Weird. My eyes have gotten better. Mine are often dry due to blepharitis and meibomian gland dysfunction. Pretty sure it was the reduction in inflammation that helped.


(*Tame Those Ghrelin Gremlins) #12

I take all my electrolytes it I now have dry tired eyes most the day. Since I started Keto and even still. I go through so much dry eye liquid. I eat plenty of salt as is, should I be having even more? It’s quite annoying actually because my dry tired eyes turn into a headache.


(Bunny) #13

Two things I do for that (production of mucin/mucus; nose, lungs, intestinal tract, genitalia (men too) and that also includes tear ducts around the eyes to produce natural tears):

  1. Type 2 Resistant Starch: (raw sweet potato cut into sticks (don’t peel it; skin intact) and placed in a glass of water in the fridge to munch on occasionally or an occasional ripe green banana; you don’t want to eat a lot of type 2 resistant starch, so if you get constant flatulence {farts}, then your eating too much of it and another tip don’t throw burning hot coffee in your gut on top of it or bullet proof coffee; wait a while let it digest)

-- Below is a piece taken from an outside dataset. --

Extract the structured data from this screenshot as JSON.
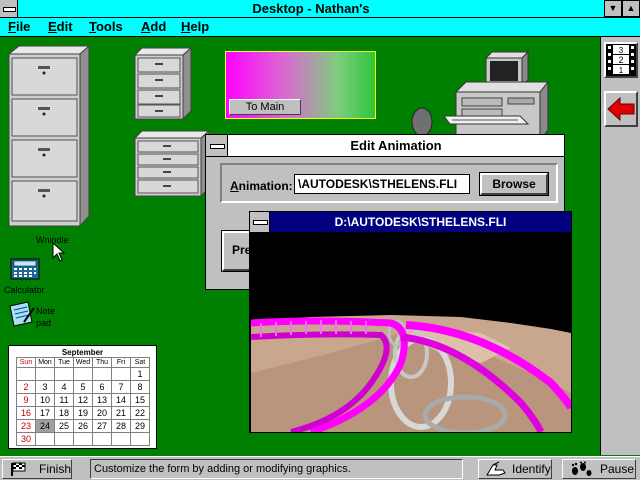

  2. Vitamin C from Chili Peppers: if you don’t have access to raw animal adrenals…lol (vitamin C from chili peppers is the kind that actually gets into your cells, man made stuff is like trying to stuff the Empire State Building into your cells rather than the golf ball size particulates you get from chili peppers)

Beware if you lack AMY1 genes you may not breakdown resistant starch as well as other people. The gene that makes amylase, AMY1, varies in copy number from person to person. This may be the reason some people experience this dry eye thing on the Ketogenic diet along with iodine and possibly iron deficiencies.


(Doug) #14

:sunglasses::green_heart: Peppers for the win!


(PJ) #15

For heart reasons I’ve been on diuretics for… 3.5 years now. (I’m off at the moment but, despite I keep trying, usually end up back on again.)

They have a long list of side effects and one is that they dehydrate my eyeballs, literally. So I have plenty of experience with trying to combat this.

I find if I take Omega 3 (dha/epa) supplements, it reduces the dry-eyeball problem.

Dunno if it’ll work for others. I chanced on it by accident. Haven’t actually seen that noted anywhere.


(Misty Foley) #16

Atomicspacebunny, do they need to be the very spicy kind or will just the lightly spicy ones do the trick too?


(Laurie) #18

Great question. I live in a fairly large house, at the opposite end from the kitchen and on another floor. People’s cooking really bothers my eyes, even though I’ve put weather stripping around the door.

Apparently, being sensitive to cooking fumes is fairly common, but I never had this problem before. And I used to be a cook.


(PJ) #19

I forgot this thread, meant to come back and add “and vitamin A” but I see someone else did.

Self evidently I hope, unless you live in the rainforest or something, most climates desperately need a humidifier in the room where you are if the home has climate control, or doing the winter. That makes a huge difference to my health, how I feel in the morning… as well as to my eyes.


(You've tried everything else; why not try bacon?) #21

I find that my dry eyes are related to my allergies, not to keto. There are plenty of drops on the market that can keep them moist.